The power of RCTs is seriously compromised when the groups that subjects are randomized into are vaguely or spuriously defined. “With heterogeneous treatment effects, the ATE [average treatment effect] is only as good as the study sample from which it was obtained” . This is why researchers have begun to focus on transdiagnostic mechanisms of intervention . “Diagnostic heterogeneity compels the clinician to go beyond the assigned diagnosis and generate individual-level formulations that are not codified in the diagnostic scheme” ( p.6).
It will be of much greater benefit when we are able to assemble research results into clinical guidelines not on ‘the treatment of Depression’ or ‘of Bulimia Nervosa’, but on psychological interventions with CPPs A and B, defined by mechanisms, which may cross diagnoses or differ within a diagnosis. For example, we know that targeting specific mediating cognitive processes in a social phobia is more effective than standardized generic cognitive-behavioural treatment , because the mental disorder ‘Social Anxiety Disorder’ can encompass a number of (mechanism-defined) CPPs.

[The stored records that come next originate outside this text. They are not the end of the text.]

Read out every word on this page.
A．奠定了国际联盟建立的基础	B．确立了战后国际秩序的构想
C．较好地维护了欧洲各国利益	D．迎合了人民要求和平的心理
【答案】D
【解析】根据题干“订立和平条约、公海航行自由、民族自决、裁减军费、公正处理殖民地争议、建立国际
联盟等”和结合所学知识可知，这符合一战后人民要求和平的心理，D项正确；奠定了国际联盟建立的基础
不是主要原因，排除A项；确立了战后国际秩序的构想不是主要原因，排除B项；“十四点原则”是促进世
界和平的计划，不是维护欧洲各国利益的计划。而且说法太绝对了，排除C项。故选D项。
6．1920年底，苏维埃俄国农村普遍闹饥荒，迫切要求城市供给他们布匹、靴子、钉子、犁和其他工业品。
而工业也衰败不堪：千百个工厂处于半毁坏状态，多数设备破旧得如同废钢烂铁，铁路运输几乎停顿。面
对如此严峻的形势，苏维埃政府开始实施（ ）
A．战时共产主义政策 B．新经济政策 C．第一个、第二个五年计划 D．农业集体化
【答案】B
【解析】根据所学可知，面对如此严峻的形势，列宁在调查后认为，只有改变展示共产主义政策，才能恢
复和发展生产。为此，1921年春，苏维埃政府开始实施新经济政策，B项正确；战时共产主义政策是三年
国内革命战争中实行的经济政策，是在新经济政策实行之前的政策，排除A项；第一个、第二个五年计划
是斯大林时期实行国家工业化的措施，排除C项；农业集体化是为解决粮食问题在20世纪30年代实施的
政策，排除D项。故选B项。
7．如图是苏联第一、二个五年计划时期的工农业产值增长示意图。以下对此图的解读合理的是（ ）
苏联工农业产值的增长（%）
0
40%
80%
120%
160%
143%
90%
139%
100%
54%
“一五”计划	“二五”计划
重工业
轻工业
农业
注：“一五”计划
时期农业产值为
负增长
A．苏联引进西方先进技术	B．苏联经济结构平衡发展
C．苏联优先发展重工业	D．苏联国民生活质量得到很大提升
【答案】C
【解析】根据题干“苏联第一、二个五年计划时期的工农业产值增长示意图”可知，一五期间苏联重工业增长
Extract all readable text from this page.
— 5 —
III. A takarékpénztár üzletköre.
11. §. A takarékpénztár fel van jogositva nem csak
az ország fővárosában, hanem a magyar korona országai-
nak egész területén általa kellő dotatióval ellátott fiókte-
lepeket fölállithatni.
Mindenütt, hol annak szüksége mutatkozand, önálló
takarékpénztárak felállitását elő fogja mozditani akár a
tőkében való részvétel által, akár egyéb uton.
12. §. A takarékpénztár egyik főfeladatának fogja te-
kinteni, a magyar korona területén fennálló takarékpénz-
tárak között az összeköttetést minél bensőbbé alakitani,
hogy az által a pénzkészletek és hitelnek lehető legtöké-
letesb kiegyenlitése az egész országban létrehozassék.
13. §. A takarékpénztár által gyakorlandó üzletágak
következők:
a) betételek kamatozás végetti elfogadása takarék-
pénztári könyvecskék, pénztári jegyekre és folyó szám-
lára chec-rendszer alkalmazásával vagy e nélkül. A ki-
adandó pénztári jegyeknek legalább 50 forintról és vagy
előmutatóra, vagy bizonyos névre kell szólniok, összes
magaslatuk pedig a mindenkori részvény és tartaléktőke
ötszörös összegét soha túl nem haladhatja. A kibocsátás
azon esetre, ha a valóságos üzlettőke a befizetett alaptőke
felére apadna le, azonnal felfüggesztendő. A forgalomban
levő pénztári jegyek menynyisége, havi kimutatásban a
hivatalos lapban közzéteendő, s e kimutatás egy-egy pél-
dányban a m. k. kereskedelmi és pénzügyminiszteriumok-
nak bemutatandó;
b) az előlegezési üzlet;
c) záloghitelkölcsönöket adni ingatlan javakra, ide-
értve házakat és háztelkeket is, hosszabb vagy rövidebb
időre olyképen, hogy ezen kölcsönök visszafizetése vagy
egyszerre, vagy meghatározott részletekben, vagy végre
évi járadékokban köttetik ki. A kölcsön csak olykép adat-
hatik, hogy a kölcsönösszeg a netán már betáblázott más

A new conception of CPPs must therefore be: (a) A psychological-level one (i.e. involving cognitions, behaviours, emotions, and situations); (b) Psychologically theoretically rich and evidence-based; not a postmodern ‘categories-by-convention-only’ model. It must define an essence. If it comprises a ‘harmful dysfunction’ (Wakefield, 1992), then its harmfulness must be a matter of subjective judgement, but its dysfunction must be defined objectively; And according to only one or two criteria, not a hodgepodge of them; (c) Categorical, rather than merely dimensional; (d) Encompassing of all problems currently appropriately and successfully addressed by clinical psychologists; not merely diagnosed mental disorders; And (e) better at avoiding the stigma and responsibility-confusion problems which have been exacerbated rather than ameliorated by the disease model.